Echoes of 'The Name of the Rose' can be heard at La Scala
The writer's masterpiece makes its debut in the temple of opera, in an opera commissioned by the theatre from Francesco Filidei. And the literary critic who has studied it most tells us about the intertwining of music and novel
7' min read
7' min read
The fact that a criminal investigation is staged on the prestigious stage of La Scala, and that this investigation is based on evident dramaturgical chiaroscuros, may appear in the eyes of the exercised spectator to be a stretch, an easy concession to the sensationalist taste of the times. To fully understand the significance of the event, however, it is necessary to remember the exceptionality and, if you like, the plasticity of a novel like The Name of the Rose: once the manifesto of Italian postmodernism, a periodizing and watershed work, from (almost) the very beginning destined to involve millions of readers worldwide, then transposed into a jumble of expressive forms: film, theatre drama, miniseries for the small screen, board game, role-playing game, video game, newspaper supplement, teaching tool advocated by lay pedagogues and professors.
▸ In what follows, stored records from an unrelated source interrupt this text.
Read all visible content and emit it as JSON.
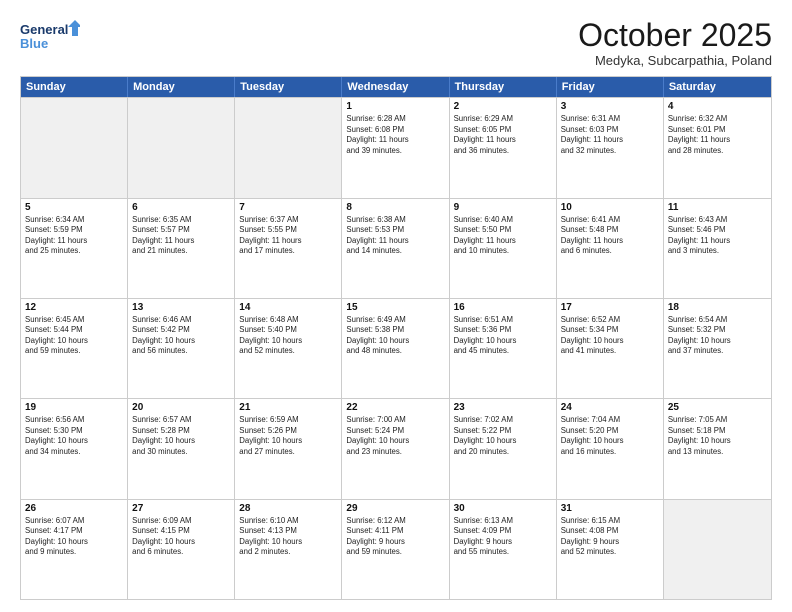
{
  "header": {
    "logo_line1": "General",
    "logo_line2": "Blue",
    "month_title": "October 2025",
    "location": "Medyka, Subcarpathia, Poland"
  },
  "days_of_week": [
    "Sunday",
    "Monday",
    "Tuesday",
    "Wednesday",
    "Thursday",
    "Friday",
    "Saturday"
  ],
  "rows": [
    [
      {
        "day": "",
        "info": ""
      },
      {
        "day": "",
        "info": ""
      },
      {
        "day": "",
        "info": ""
      },
      {
        "day": "1",
        "info": "Sunrise: 6:28 AM\nSunset: 6:08 PM\nDaylight: 11 hours\nand 39 minutes."
      },
      {
        "day": "2",
        "info": "Sunrise: 6:29 AM\nSunset: 6:05 PM\nDaylight: 11 hours\nand 36 minutes."
      },
      {
        "day": "3",
        "info": "Sunrise: 6:31 AM\nSunset: 6:03 PM\nDaylight: 11 hours\nand 32 minutes."
      },
      {
        "day": "4",
        "info": "Sunrise: 6:32 AM\nSunset: 6:01 PM\nDaylight: 11 hours\nand 28 minutes."
      }
    ],
    [
      {
        "day": "5",
        "info": "Sunrise: 6:34 AM\nSunset: 5:59 PM\nDaylight: 11 hours\nand 25 minutes."
      },
      {
        "day": "6",
        "info": "Sunrise: 6:35 AM\nSunset: 5:57 PM\nDaylight: 11 hours\nand 21 minutes."
      },
      {
        "day": "7",
        "info": "Sunrise: 6:37 AM\nSunset: 5:55 PM\nDaylight: 11 hours\nand 17 minutes."
      },
      {
        "day": "8",
        "info": "Sunrise: 6:38 AM\nSunset: 5:53 PM\nDaylight: 11 hours\nand 14 minutes."
      },
      {
        "day": "9",
        "info": "Sunrise: 6:40 AM\nSunset: 5:50 PM\nDaylight: 11 hours\nand 10 minutes."
      },
      {
        "day": "10",
        "info": "Sunrise: 6:41 AM\nSunset: 5:48 PM\nDaylight: 11 hours\nand 6 minutes."
      },
      {
        "day": "11",
        "info": "Sunrise: 6:43 AM\nSunset: 5:46 PM\nDaylight: 11 hours\nand 3 minutes."
      }
    ],
    [
      {
        "day": "12",
        "info": "Sunrise: 6:45 AM\nSunset: 5:44 PM\nDaylight: 10 hours\nand 59 minutes."
      },
      {
        "day": "13",
        "info": "Sunrise: 6:46 AM\nSunset: 5:42 PM\nDaylight: 10 hours\nand 56 minutes."
      },
      {
        "day": "14",
        "info": "Sunrise: 6:48 AM\nSunset: 5:40 PM\nDaylight: 10 hours\nand 52 minutes."
      },
      {
        "day": "15",
        "info": "Sunrise: 6:49 AM\nSunset: 5:38 PM\nDaylight: 10 hours\nand 48 minutes."
      },
      {
        "day": "16",
        "info": "Sunrise: 6:51 AM\nSunset: 5:36 PM\nDaylight: 10 hours\nand 45 minutes."
      },
      {
        "day": "17",
        "info": "Sunrise: 6:52 AM\nSunset: 5:34 PM\nDaylight: 10 hours\nand 41 minutes."
      },
      {
        "day": "18",
        "info": "Sunrise: 6:54 AM\nSunset: 5:32 PM\nDaylight: 10 hours\nand 37 minutes."
      }
    ],
    [
      {
        "day": "19",
        "info": "Sunrise: 6:56 AM\nSunset: 5:30 PM\nDaylight: 10 hours\nand 34 minutes."
      },
      {
        "day": "20",
        "info": "Sunrise: 6:57 AM\nSunset: 5:28 PM\nDaylight: 10 hours\nand 30 minutes."
      },
      {
        "day": "21",
        "info": "Sunrise: 6:59 AM\nSunset: 5:26 PM\nDaylight: 10 hours\nand 27 minutes."
      },
      {
        "day": "22",
        "info": "Sunrise: 7:00 AM\nSunset: 5:24 PM\nDaylight: 10 hours\nand 23 minutes."
      },
      {
        "day": "23",
        "info": "Sunrise: 7:02 AM\nSunset: 5:22 PM\nDaylight: 10 hours\nand 20 minutes."
      },
      {
        "day": "24",
        "info": "Sunrise: 7:04 AM\nSunset: 5:20 PM\nDaylight: 10 hours\nand 16 minutes."
      },
      {
        "day": "25",
        "info": "Sunrise: 7:05 AM\nSunset: 5:18 PM\nDaylight: 10 hours\nand 13 minutes."
      }
    ],
    [
      {
        "day": "26",
        "info": "Sunrise: 6:07 AM\nSunset: 4:17 PM\nDaylight: 10 hours\nand 9 minutes."
      },
      {
        "day": "27",
        "info": "Sunrise: 6:09 AM\nSunset: 4:15 PM\nDaylight: 10 hours\nand 6 minutes."
      },
      {
        "day": "28",
        "info": "Sunrise: 6:10 AM\nSunset: 4:13 PM\nDaylight: 10 hours\nand 2 minutes."
      },
      {
        "day": "29",
        "info": "Sunrise: 6:12 AM\nSunset: 4:11 PM\nDaylight: 9 hours\nand 59 minutes."
      },
      {
        "day": "30",
        "info": "Sunrise: 6:13 AM\nSunset: 4:09 PM\nDaylight: 9 hours\nand 55 minutes."
      },
      {
        "day": "31",
        "info": "Sunrise: 6:15 AM\nSunset: 4:08 PM\nDaylight: 9 hours\nand 52 minutes."
      },
      {
        "day": "",
        "info": ""
      }
    ]
  ]
}
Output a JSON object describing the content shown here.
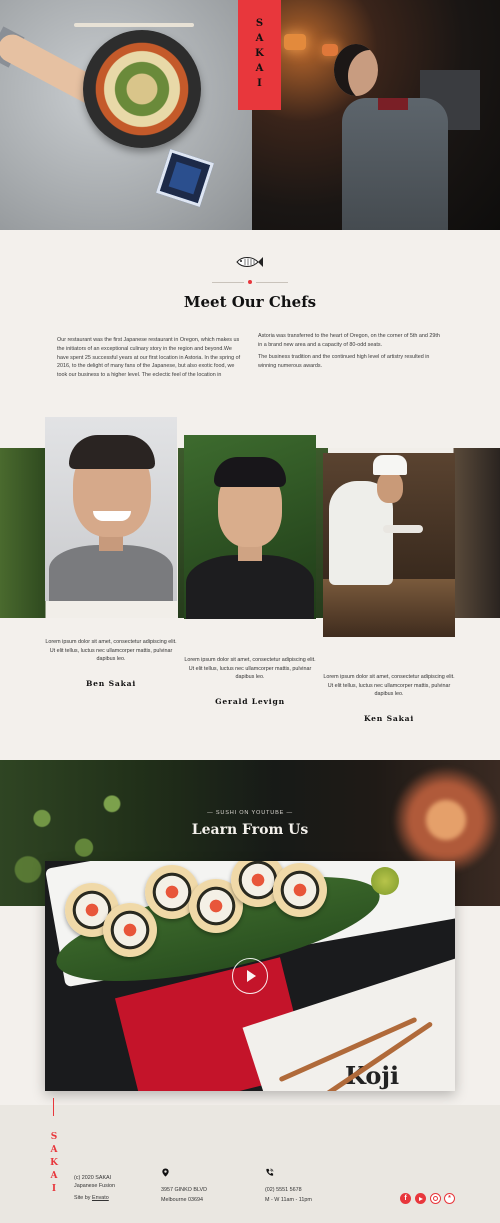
{
  "brand": {
    "name": "SAKAI"
  },
  "chefs_section": {
    "title": "Meet Our Chefs",
    "intro_left": "Our restaurant  was the first Japanese restaurant in Oregon, which makes us the initiators of an exceptional culinary story in the region and beyond.We have spent 25 successful years at our first location in Astoria. In the spring of 2016, to the delight of many fans of the Japanese, but also exotic food, we took our business to a higher level. The eclectic feel of the location in",
    "intro_right_1": "Astoria was transferred to the heart of Oregon, on the corner of 5th and 29th in a brand new area  and a capacity of 80-odd seats.",
    "intro_right_2": " The business tradition and the continued high level of artistry resulted in winning numerous awards.",
    "chefs": [
      {
        "name": "Ben Sakai",
        "description": "Lorem ipsum dolor sit amet, consectetur adipiscing elit. Ut elit tellus, luctus nec ullamcorper mattis, pulvinar dapibus leo."
      },
      {
        "name": "Gerald Levign",
        "description": "Lorem ipsum dolor sit amet, consectetur adipiscing elit. Ut elit tellus, luctus nec ullamcorper mattis, pulvinar dapibus leo."
      },
      {
        "name": "Ken Sakai",
        "description": "Lorem ipsum dolor sit amet, consectetur adipiscing elit. Ut elit tellus, luctus nec ullamcorper mattis, pulvinar dapibus leo."
      }
    ]
  },
  "video_section": {
    "kicker": "— SUSHI ON YOUTUBE —",
    "title": "Learn From Us",
    "paper_text": "Koji"
  },
  "footer": {
    "copyright": "(c) 2020 SAKAI",
    "tagline": "Japanese Fusion",
    "credit_prefix": "Site by ",
    "credit_link": "Envato",
    "address_line1": "3957 GINKO BLVD",
    "address_line2": "Melbourne 03694",
    "phone": "(02) 5551 5678",
    "hours": "M - W 11am - 11pm",
    "social": [
      "facebook-icon",
      "youtube-icon",
      "whatsapp-icon",
      "yelp-icon"
    ]
  },
  "colors": {
    "accent": "#e8373c",
    "background": "#f3f0ec"
  }
}
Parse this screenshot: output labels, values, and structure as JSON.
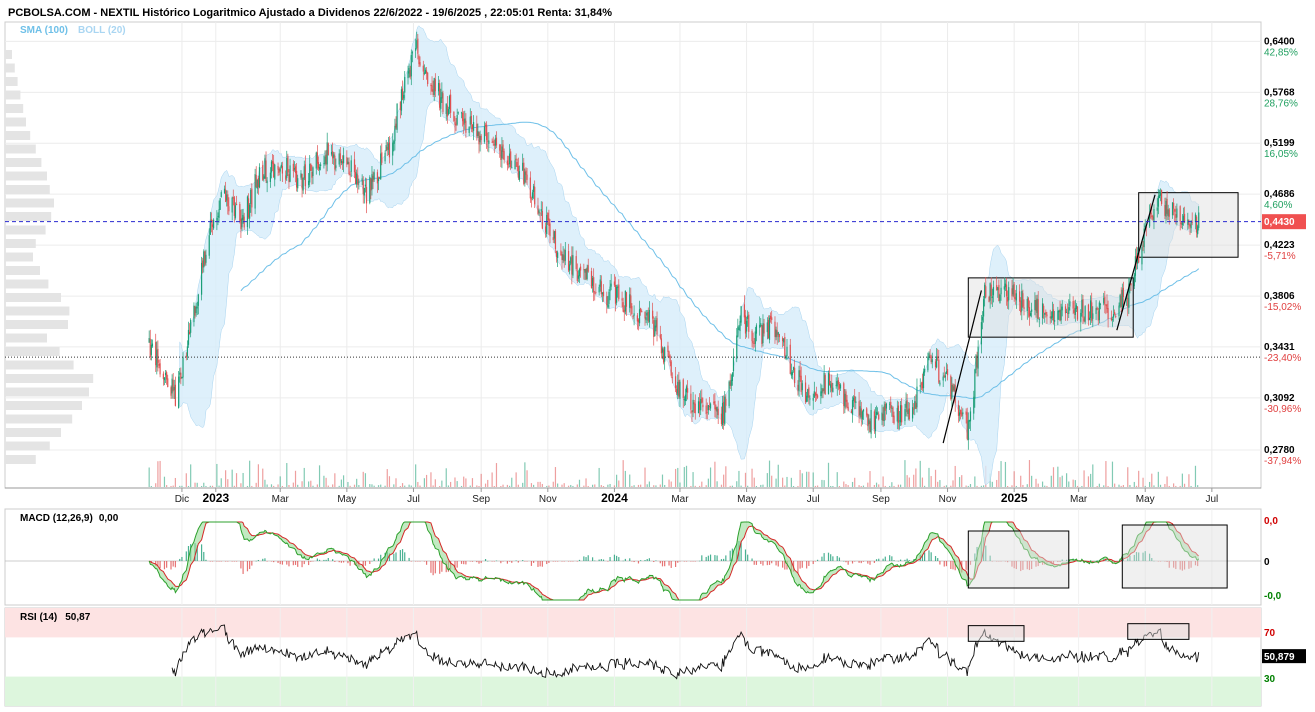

In many ways the torrid affair between William of Baskerville and the young Benedictine Adso of Melk has been offered to us, and it was only natural that at some point - 45 years after its debut in the bookshop - this same affair should try its hand at opera.
Umberto Eco was no stranger to the language of music. On the contrary, he cultivated it, first as a self-taught musician, then as a shrewd scholar determined to situate it among the foundations of his artistic theorisations. Even as a young boy he practised the recorder, and soon afterwards he developed a strong passion for the trumpet; between 1958 and 1959 he collaborated with Luciano Berio on the drafting of Thema, a sort of electro-acoustic piece based on James Joyce's Ulysses. (...)
The opera libretto prepared by Filidei and Stefano Busellato with the collaboration of Hannah Dübgen and Carlo Pernigotti (La Nave di Teseo editore) takes due account of all these, let us say genetic, characteristics. On the contrary, it distils them, bringing them to a tuning fork of rhythmic and harmonic effectiveness.
Let us take the prayerful aspect. This is a devotional line that in the novel is missing or fades away already after the first chapters, and that the libretto instead strengthens, making the stylistic feature identified by Eco one of the expressive constants of the opera we are about to witness.